Arising from the fact that the Trades Unions no longer “work well as centres of resistance against the encroachments of capital,” we have had in this country an agitation for Industrial Unionism, and, as a practical step in this direction, the very recent launching in Melbourne of the O.B.U. or W.I.U. of A., with a considerable membership. In this connection, we wish to draw our readers’ attention to a statement by the Bureau of the Third International on Industrial Unionism. “The agitation for, and construction of, industrial unions,” the statement proceeds, “provides, in an immediate and practical way, the opportunity to articulate and mobilise the militant spirit of discontent developing in the old unions, to carry on the struggle against corrupt bureaucracy and the ‘aristocracy of Labor’. Industrial Unionism, moreover, provides the opportunity of calling to action the unorganised, unskilled workers, and to release the unskilled, organised in the Trades Unions from their bondage to the reactionary upper layers of the working-class. The struggle for revolutionary Industrial Unionism is a factor for the development of Communist clearing and for the grasping of the might.”

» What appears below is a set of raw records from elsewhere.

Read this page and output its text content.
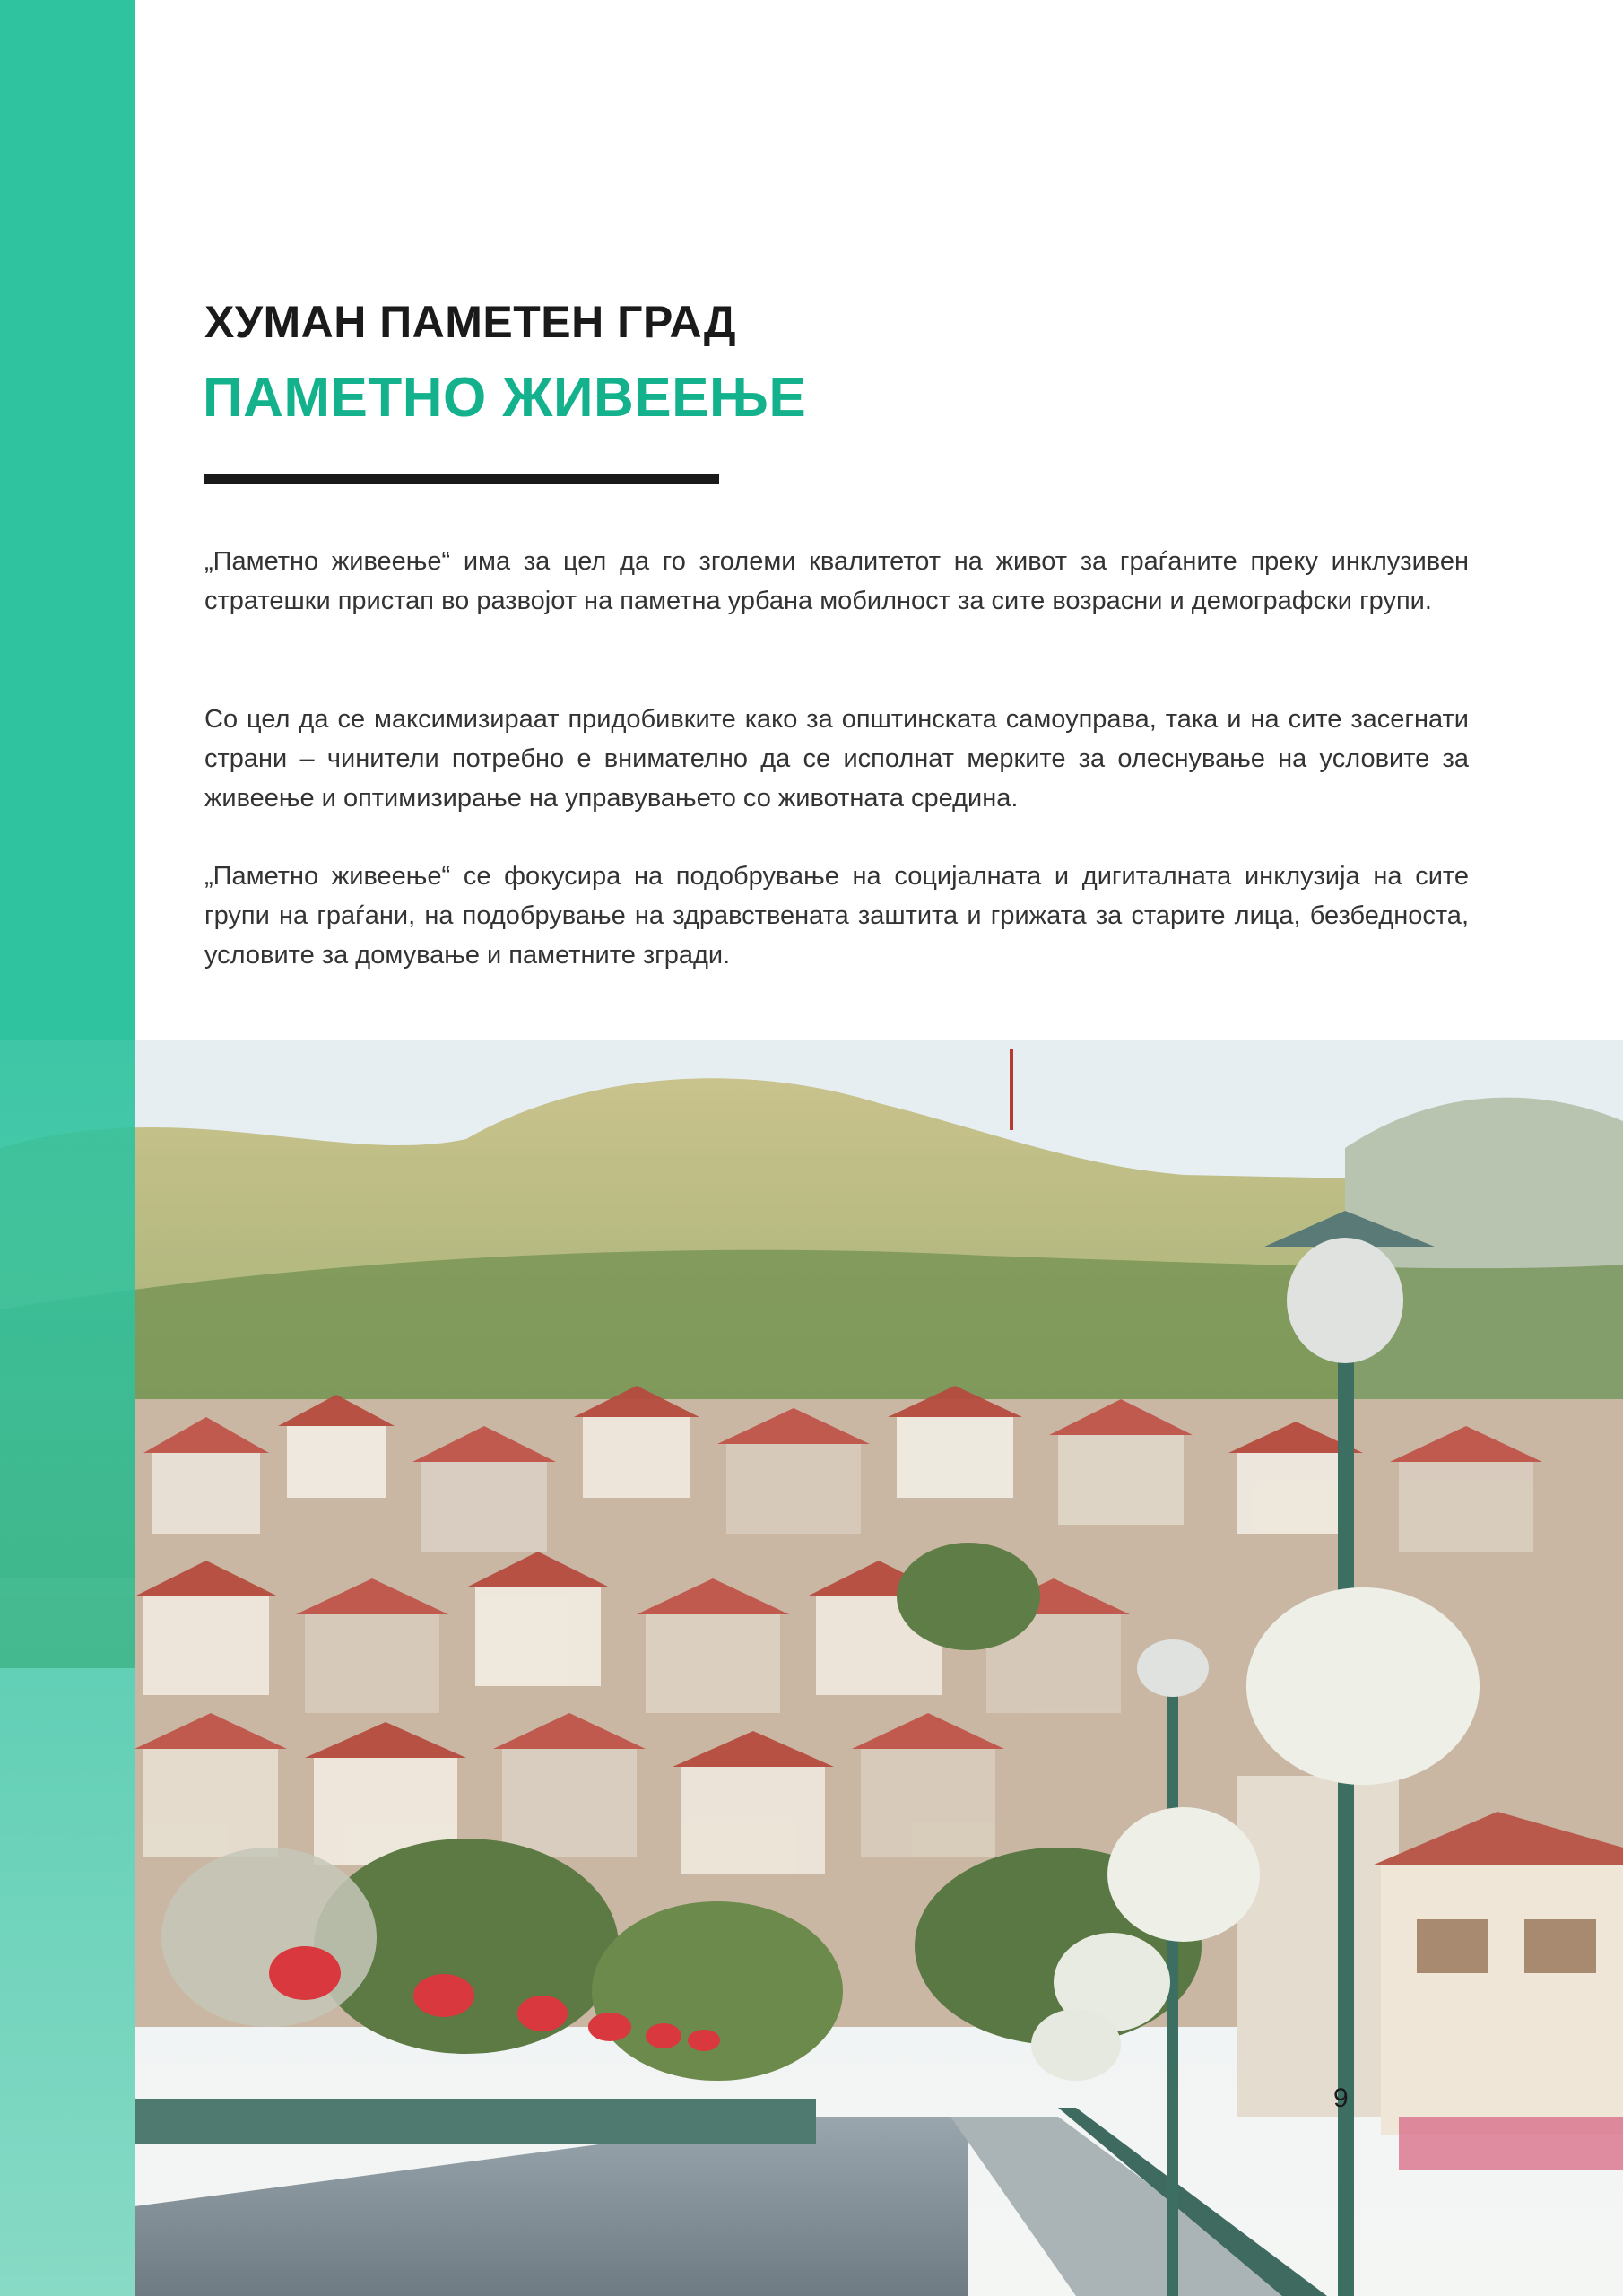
ХУМАН ПАМЕТЕН ГРАД
ПАМЕТНО ЖИВЕЕЊЕ

„Паметно живеење“ има за цел да го зголеми квалитетот на живот за граѓаните преку инклузивен стратешки пристап во развојот на паметна урбана мобилност за сите возрасни и демографски групи.

Со цел да се максимизираат придобивките како за општинската самоуправа, така и на сите засегнати страни – чинители потребно е внимателно да се исполнат мерките за олеснување на условите за живеење и оптимизирање на управувањето со животната средина.

„Паметно живеење“ се фокусира на подобрување на социјалната и дигиталната инклузија на сите групи на граѓани, на подобрување на здравствената заштита и грижата за старите лица, безбедноста, условите за домување и паметните згради.

9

The Limitations of Industrial Unionism

But, although a factor, Industrial Unionism is not, the Bureau of the Third International tells us, the decisive factor in the conquest of power by the workers. “The concept that Industrial Unionism alone is necessary for the conquest of Capitalism must be decisively rejected. It is sheer Utopia to imagine that all the workers, or an overwhelming majority, can be organised in Industrial Unions under Capitalist economic conditions. The upper layers of the working-class, being the impulse of Laborism [the creed of the Labor Party], will necessarily reject revolutionary Industrial Unionism; while the lower layers will not move very rapidly until thrown into action by the impact of the revolution itself. Moreover, the concept that the workers under Capitalism must, in their Industrial Unions, acquire the experience and technical management of industry, ‘growing into’ the new society by the Industrial Unions’ gradual acquisition of industrial control, is identical (though inverted in form) with the proposals of Parliamentary Socialism – that the working-class must gradually ‘grow into’ Socialism by acquiring experience of State affairs and ‘absorbing’ control of the bourgeois state. Each concept in its own way, rejects the fundamental problem of the revolutionary conquest of State power.” The Third International, since its formation in 1919, has all along laid it down that Mass Action and Soviets were the means to the Dictatorship of the Proletariat. Under the protection of the Soviet Dictatorship , however, “Industrial Unionism comes actually to function in the economic reconstruction of society on a Communist basis; and the stronger the Industrial Unions, the easier the process of reconstruction.”

Class Consciousness

Whatever the role of Industrial Unionism and other things, there can be no doubt about the paramount importance to the workers of proletarian education. For the workers to be CONSCIOUS of the present situation of their CLASS, how it grew out of the past, and whither it tends in the future, that is what really matters. In this respect, there are some encouraging signs. Among others, one. In Melbourne, there is plainly discernible among the more revolutionary elements a new seriousness to supplement the instinct of revolt with a sound knowledge of scientific Socialism. Some of those who had previously confined themselves to the philosophy of “action” have now betaken themselves to the philosophy of Engels, with the result that their actions in future will be less Utopian and more scientific. Let them persist in their studies, and induce to study others. In this way only, in Australia as elsewhere, will arise a powerful vanguard of proletarians, capable of directing that struggle whose outcome shall forever make an end, the whole world round, of all misery whose source is slavery, exploitation, and ignorance. Happy he who is called to share in this sublime battle and has fitted himself to do so.